To provide for interaction with a user, the features can be implemented on a computer having a display device such as a CRT (cathode ray tube) or LCD (liquid crystal display) monitor for displaying information to the user and a keyboard and a pointing device such as a mouse or a trackball by which the user can provide input to the computer.
The features can be implemented in a computer system that includes a back-end component, such as a data server or that includes a middleware component, such as an application server or an Internet server, or that includes a front-end component, such as a client computer having a graphical user interface or an Internet browser, or any combination of them. The components of the system can be connected by any form or medium of digital data communication such as a communication network.
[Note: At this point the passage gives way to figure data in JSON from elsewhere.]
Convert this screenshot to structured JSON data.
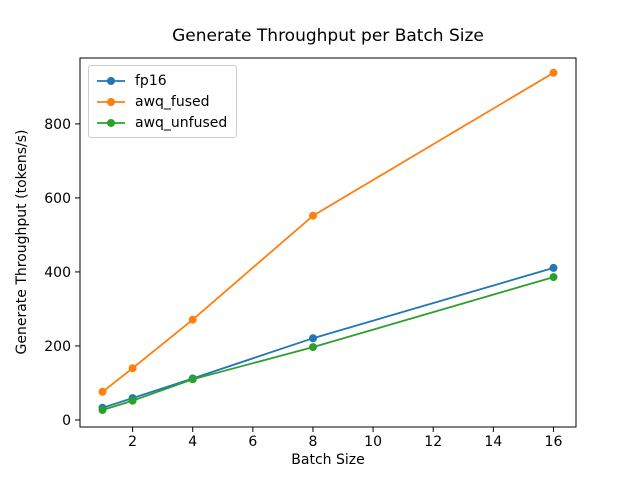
{
  "chart_data": {
    "type": "line",
    "title": "Generate Throughput per Batch Size",
    "xlabel": "Batch Size",
    "ylabel": "Generate Throughput (tokens/s)",
    "x": [
      1,
      2,
      4,
      8,
      16
    ],
    "series": [
      {
        "name": "fp16",
        "color": "#1f77b4",
        "values": [
          33,
          59,
          112,
          221,
          411
        ]
      },
      {
        "name": "awq_fused",
        "color": "#ff7f0e",
        "values": [
          76,
          140,
          271,
          552,
          938
        ]
      },
      {
        "name": "awq_unfused",
        "color": "#2ca02c",
        "values": [
          27,
          52,
          110,
          197,
          386
        ]
      }
    ],
    "xlim": [
      0.25,
      16.75
    ],
    "ylim": [
      -19,
      978
    ],
    "xticks": [
      2,
      4,
      6,
      8,
      10,
      12,
      14,
      16
    ],
    "yticks": [
      0,
      200,
      400,
      600,
      800
    ],
    "grid": false,
    "legend_position": "upper left",
    "marker": "o",
    "background": "#ffffff",
    "spine_color": "#000000"
  }
}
Some examples of communication networks include a LAN, a WAN, and the computers and networks forming the Internet.
The computer system can include clients and servers. A client and server are generally remote from each other and typically interact through a network. The relationship of client and server arises by virtue of computer programs running on the respective computers and having a client-server relationship to each other.
One or more features or steps of the disclosed embodiments can be implemented using an API. An API can define on or more parameters that are passed between a calling application and other software code (e.g., an operating system, library routine, function) that provides a service, that provides data, or that performs an operation or a computation.
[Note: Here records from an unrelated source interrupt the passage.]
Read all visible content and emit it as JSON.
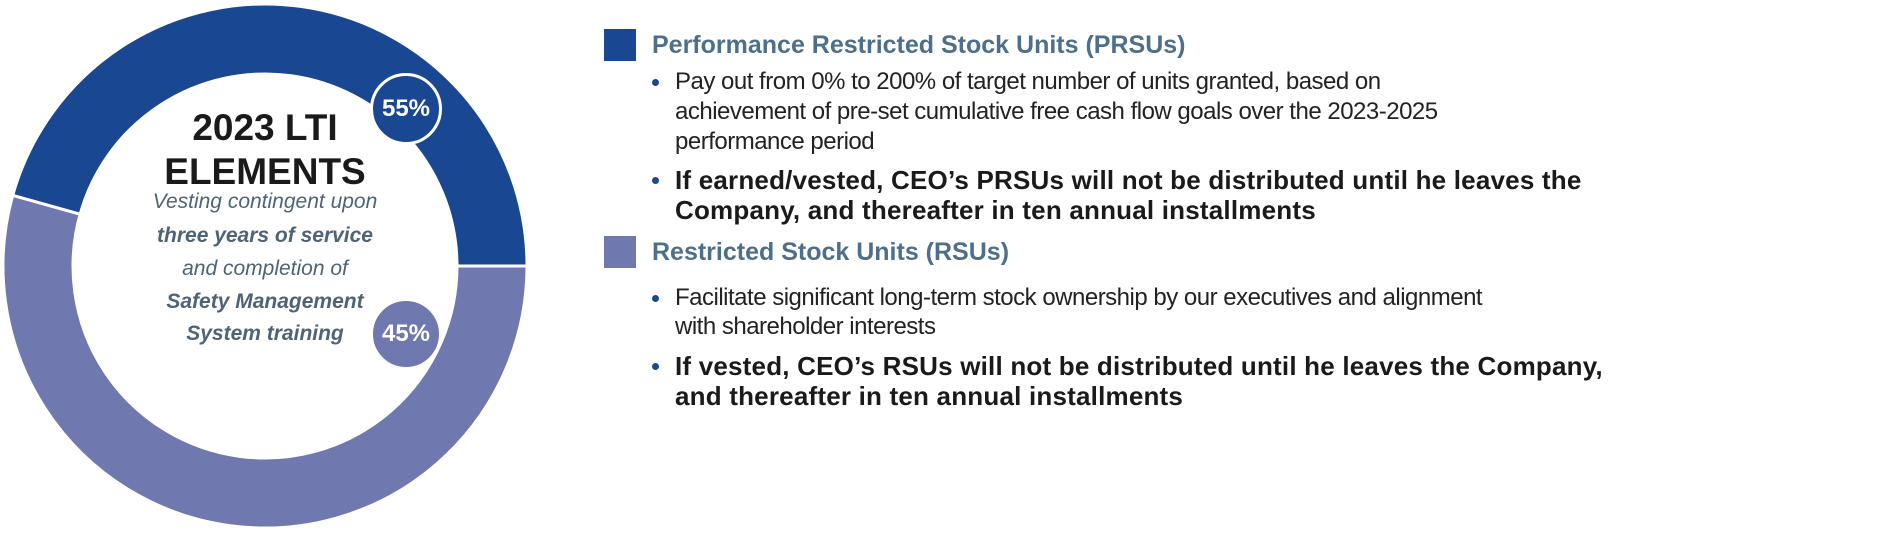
{
  "chart_data": {
    "type": "pie",
    "title": "2023 LTI ELEMENTS",
    "categories": [
      "Performance Restricted Stock Units (PRSUs)",
      "Restricted Stock Units (RSUs)"
    ],
    "values": [
      55,
      45
    ],
    "data_labels": [
      "55%",
      "45%"
    ],
    "colors": [
      "#1a4791",
      "#6f79b0"
    ],
    "donut": true
  },
  "center": {
    "title_line1": "2023 LTI",
    "title_line2": "ELEMENTS",
    "sub1": "Vesting contingent upon",
    "sub2": "three years of service",
    "sub3": "and completion of",
    "sub4": "Safety Management",
    "sub5": "System training"
  },
  "prsu": {
    "heading": "Performance Restricted Stock Units (PRSUs)",
    "bullet1": [
      "Pay out from 0% to 200% of target number of units granted, based on",
      "achievement of pre-set cumulative free cash flow goals over the 2023-2025",
      "performance period"
    ],
    "bullet2": [
      "If earned/vested, CEO’s PRSUs will not be distributed until he leaves the",
      "Company, and thereafter in ten annual installments"
    ]
  },
  "rsu": {
    "heading": "Restricted Stock Units (RSUs)",
    "bullet1": [
      "Facilitate significant long-term stock ownership by our executives and alignment",
      "with shareholder interests"
    ],
    "bullet2": [
      "If vested, CEO’s RSUs will not be distributed until he leaves the Company,",
      "and thereafter in ten annual installments"
    ]
  }
}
The API can be implemented as one or more calls in program code that send or receive one or more parameters through a parameter list or other structure based on a call convention defined in an API specification document. A parameter can be a constant, a key, a data structure, an object, an object class, a variable, a data type, a pointer, an array, a list, or another call. API calls and parameters can be implemented in any programming language. The programming language can define the vocabulary and calling convention that a programmer will employ to access functions supporting the API.
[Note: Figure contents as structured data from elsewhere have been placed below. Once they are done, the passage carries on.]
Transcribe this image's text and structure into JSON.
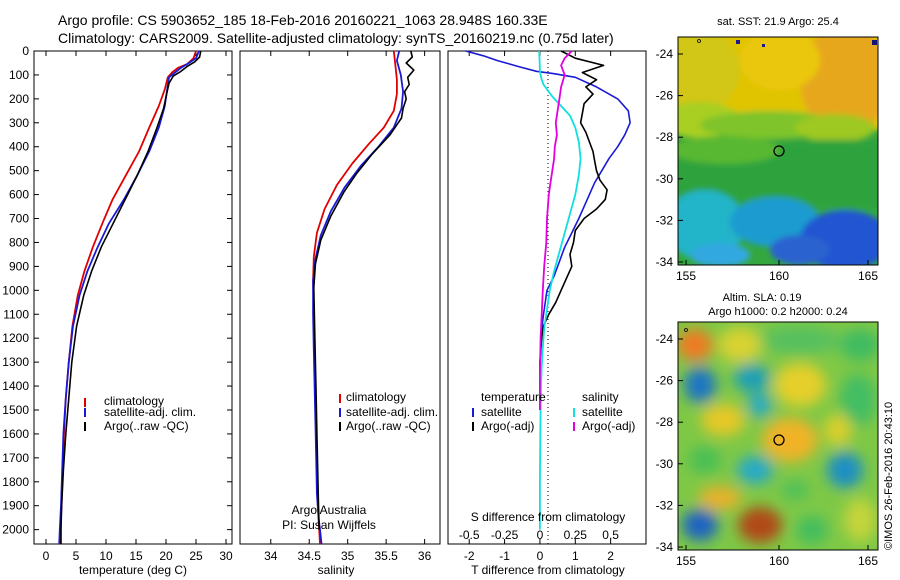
{
  "header": {
    "line1": "Argo profile: CS 5903652_185 18-Feb-2016 20160221_1063 28.948S 160.33E",
    "line2": "Climatology: CARS2009. Satellite-adjusted climatology: synTS_20160219.nc (0.75d later)"
  },
  "colors": {
    "climatology": "#e00000",
    "satellite": "#1a1ad6",
    "argo": "#000000",
    "cyan": "#10e0e0",
    "magenta": "#e000e0"
  },
  "chart_data": [
    {
      "type": "line",
      "id": "temperature",
      "xlabel": "temperature (deg C)",
      "ylabel": "",
      "xlim": [
        -2,
        31
      ],
      "ylim": [
        2060,
        0
      ],
      "xticks": [
        0,
        5,
        10,
        15,
        20,
        25,
        30
      ],
      "yticks": [
        0,
        100,
        200,
        300,
        400,
        500,
        600,
        700,
        800,
        900,
        1000,
        1100,
        1200,
        1300,
        1400,
        1500,
        1600,
        1700,
        1800,
        1900,
        2000
      ],
      "legend": [
        "climatology",
        "satellite-adj. clim.",
        "Argo(..raw -QC)"
      ],
      "legend_placement": "lower-center",
      "series": [
        {
          "name": "climatology",
          "color": "#e00000",
          "width": 1.8,
          "x": [
            25,
            24.6,
            23.5,
            22,
            21,
            20.3,
            19.8,
            18.8,
            17.2,
            15.5,
            13.3,
            11.1,
            9.4,
            7.8,
            6.4,
            5.3,
            4.4,
            3.8,
            3.3,
            3,
            2.8,
            2.6,
            2.4,
            2.3
          ],
          "y": [
            0,
            30,
            55,
            70,
            90,
            110,
            160,
            230,
            320,
            420,
            520,
            620,
            720,
            820,
            920,
            1020,
            1150,
            1300,
            1450,
            1600,
            1750,
            1900,
            2000,
            2060
          ]
        },
        {
          "name": "satellite-adj. clim.",
          "color": "#1a1ad6",
          "width": 1.8,
          "x": [
            25.5,
            25,
            23.5,
            22.5,
            21.5,
            20.5,
            20.2,
            19.8,
            18.8,
            17.2,
            15.2,
            13,
            10.5,
            8.6,
            6.9,
            5.6,
            4.5,
            3.8,
            3.3,
            2.9,
            2.7,
            2.5,
            2.3,
            2.2
          ],
          "y": [
            0,
            30,
            55,
            70,
            90,
            110,
            160,
            230,
            320,
            420,
            520,
            620,
            720,
            820,
            920,
            1020,
            1150,
            1300,
            1450,
            1600,
            1750,
            1900,
            2000,
            2060
          ]
        },
        {
          "name": "Argo(..raw -QC)",
          "color": "#000000",
          "width": 1.6,
          "x": [
            25.8,
            25.6,
            24.8,
            23.5,
            22.5,
            21.2,
            20.5,
            20.1,
            19.6,
            18.5,
            17,
            15.2,
            13.2,
            11.2,
            9.2,
            7.6,
            6.3,
            5.1,
            4.3,
            3.8,
            3.3,
            2.9,
            2.6,
            2.5,
            2.5
          ],
          "y": [
            0,
            25,
            45,
            65,
            85,
            105,
            135,
            180,
            240,
            320,
            420,
            520,
            620,
            720,
            820,
            920,
            1020,
            1150,
            1300,
            1450,
            1600,
            1750,
            1900,
            2000,
            2060
          ]
        }
      ]
    },
    {
      "type": "line",
      "id": "salinity",
      "xlabel": "salinity",
      "xlim": [
        33.6,
        36.2
      ],
      "ylim": [
        2060,
        0
      ],
      "xticks": [
        34,
        34.5,
        35,
        35.5,
        36
      ],
      "legend": [
        "climatology",
        "satellite-adj. clim.",
        "Argo(..raw -QC)"
      ],
      "legend_placement": "lower-right",
      "annotation": [
        "Argo Australia",
        "PI: Susan Wijffels"
      ],
      "series": [
        {
          "name": "climatology",
          "color": "#e00000",
          "width": 1.8,
          "x": [
            35.6,
            35.62,
            35.64,
            35.64,
            35.6,
            35.47,
            35.27,
            35.06,
            34.86,
            34.7,
            34.6,
            34.56,
            34.55,
            34.56,
            34.57,
            34.58,
            34.59,
            34.6,
            34.61,
            34.62,
            34.63,
            34.64
          ],
          "y": [
            0,
            60,
            120,
            180,
            250,
            320,
            390,
            470,
            560,
            660,
            760,
            860,
            960,
            1100,
            1250,
            1400,
            1550,
            1700,
            1850,
            1950,
            2000,
            2060
          ]
        },
        {
          "name": "satellite-adj. clim.",
          "color": "#1a1ad6",
          "width": 1.8,
          "x": [
            35.67,
            35.64,
            35.69,
            35.72,
            35.7,
            35.6,
            35.4,
            35.17,
            34.96,
            34.78,
            34.65,
            34.58,
            34.55,
            34.55,
            34.56,
            34.57,
            34.58,
            34.59,
            34.6,
            34.62,
            34.64,
            34.65,
            34.66
          ],
          "y": [
            0,
            40,
            100,
            170,
            240,
            320,
            400,
            480,
            570,
            670,
            770,
            870,
            960,
            1100,
            1250,
            1400,
            1550,
            1700,
            1850,
            1950,
            2000,
            2030,
            2060
          ]
        },
        {
          "name": "Argo(..raw -QC)",
          "color": "#000000",
          "width": 1.6,
          "x": [
            35.82,
            35.84,
            35.76,
            35.86,
            35.78,
            35.8,
            35.74,
            35.76,
            35.72,
            35.7,
            35.55,
            35.32,
            35.12,
            34.95,
            34.78,
            34.65,
            34.58,
            34.56,
            34.57,
            34.58,
            34.59,
            34.6,
            34.61,
            34.62,
            34.63
          ],
          "y": [
            0,
            25,
            50,
            80,
            110,
            140,
            170,
            200,
            240,
            280,
            350,
            430,
            510,
            590,
            690,
            790,
            890,
            990,
            1150,
            1300,
            1450,
            1600,
            1750,
            1900,
            2000
          ]
        }
      ]
    },
    {
      "type": "line",
      "id": "difference",
      "xlabel": "T difference from climatology",
      "xlabel_top": "S difference from climatology",
      "xlim": [
        -2.6,
        3.0
      ],
      "ylim": [
        2060,
        0
      ],
      "xticks": [
        -2,
        -1,
        0,
        1,
        2
      ],
      "xticks_s": [
        "-0.5",
        "-0.25",
        "0",
        "0.25",
        "0.5"
      ],
      "legend_headers": [
        "temperature",
        "salinity"
      ],
      "legend": [
        "satellite",
        "Argo(-adj)",
        "satellite",
        "Argo(-adj)"
      ],
      "legend_placement": "lower-center",
      "series": [
        {
          "name": "satellite",
          "group": "temperature",
          "color": "#1a1ad6",
          "width": 1.6,
          "x": [
            -2.1,
            -1.6,
            -1.2,
            -0.6,
            -0.1,
            0.4,
            1,
            1.6,
            2.2,
            2.5,
            2.55,
            2.4,
            2.2,
            1.95,
            1.75,
            1.55,
            1.4,
            1.25,
            1.1,
            0.9,
            0.7,
            0.55,
            0.4,
            0.2,
            0.1,
            0.02
          ],
          "y": [
            0,
            20,
            40,
            65,
            85,
            95,
            110,
            150,
            200,
            250,
            300,
            350,
            400,
            450,
            500,
            550,
            600,
            650,
            700,
            760,
            820,
            880,
            940,
            1000,
            1100,
            1200
          ]
        },
        {
          "name": "Argo(-adj)",
          "group": "temperature",
          "color": "#000000",
          "width": 1.6,
          "x": [
            0.6,
            1,
            1.8,
            1.2,
            1.6,
            1.3,
            1.5,
            1.25,
            1.2,
            1.15,
            1.3,
            1.4,
            1.5,
            1.55,
            1.6,
            1.7,
            1.9,
            1.85,
            1.6,
            1.25,
            1.0,
            0.95,
            0.85,
            0.9,
            0.75,
            0.6,
            0.45,
            0.25,
            0.1,
            0.05,
            0,
            0
          ],
          "y": [
            0,
            30,
            60,
            90,
            120,
            150,
            180,
            220,
            260,
            300,
            340,
            380,
            420,
            460,
            500,
            540,
            580,
            620,
            660,
            700,
            750,
            800,
            850,
            900,
            950,
            1000,
            1050,
            1100,
            1150,
            1200,
            1300,
            1400
          ]
        },
        {
          "name": "satellite",
          "group": "salinity",
          "color": "#10e0e0",
          "width": 1.8,
          "x": [
            -0.02,
            -0.01,
            0,
            0.02,
            0.05,
            0.1,
            0.2,
            0.35,
            0.6,
            0.85,
            1.0,
            1.1,
            1.15,
            1.1,
            1.0,
            0.85,
            0.7,
            0.55,
            0.4,
            0.28,
            0.2,
            0.12,
            0.08,
            0.05,
            0.03,
            0.02,
            0.01,
            0,
            0
          ],
          "y": [
            0,
            40,
            80,
            100,
            120,
            140,
            160,
            190,
            230,
            270,
            320,
            380,
            450,
            520,
            600,
            680,
            760,
            840,
            920,
            1000,
            1080,
            1160,
            1240,
            1320,
            1400,
            1500,
            1600,
            1800,
            2000
          ]
        },
        {
          "name": "Argo(-adj)",
          "group": "salinity",
          "color": "#e000e0",
          "width": 1.8,
          "x": [
            0.9,
            0.7,
            0.6,
            0.7,
            0.6,
            0.55,
            0.5,
            0.45,
            0.48,
            0.42,
            0.4,
            0.35,
            0.3,
            0.25,
            0.2,
            0.18,
            0.12,
            0.08,
            0.05,
            0.02,
            0,
            0
          ],
          "y": [
            0,
            30,
            60,
            100,
            150,
            200,
            250,
            300,
            350,
            400,
            450,
            500,
            550,
            600,
            700,
            800,
            900,
            1000,
            1100,
            1200,
            1350,
            1500
          ]
        }
      ]
    }
  ],
  "map_sst": {
    "title": "sat. SST: 21.9 Argo: 25.4",
    "xticks": [
      "155",
      "160",
      "165"
    ],
    "yticks": [
      "-24",
      "-26",
      "-28",
      "-30",
      "-32",
      "-34"
    ],
    "float_marker": {
      "lon": 160.33,
      "lat": -28.95
    }
  },
  "map_sla": {
    "title_lines": [
      "Altim. SLA: 0.19",
      "Argo h1000: 0.2 h2000: 0.24"
    ],
    "xticks": [
      "155",
      "160",
      "165"
    ],
    "yticks": [
      "-24",
      "-26",
      "-28",
      "-30",
      "-32",
      "-34"
    ],
    "float_marker": {
      "lon": 160.33,
      "lat": -28.95
    }
  },
  "footer": {
    "credit": "©IMOS 26-Feb-2016 20:43:10"
  }
}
In some implementations, an API call can report to an application the capabilities of a device running the application, such as input capability, output capability, processing capability, power capability, communications capability, etc.
A number of implementations have been described. Nevertheless, it will be understood that various modifications may be made. For example, elements of one or more implementations may be combined, deleted, modified, or supplemented to form further implementations. As yet another example, the logic flows depicted in the figures do not require the particular order shown, or sequential order, to achieve desirable results. In addition, other steps may be provided, or steps may be eliminated, from the described flows, and other components may be added to, or removed from, the described systems. Accordingly, other implementations are within the scope of the following claims.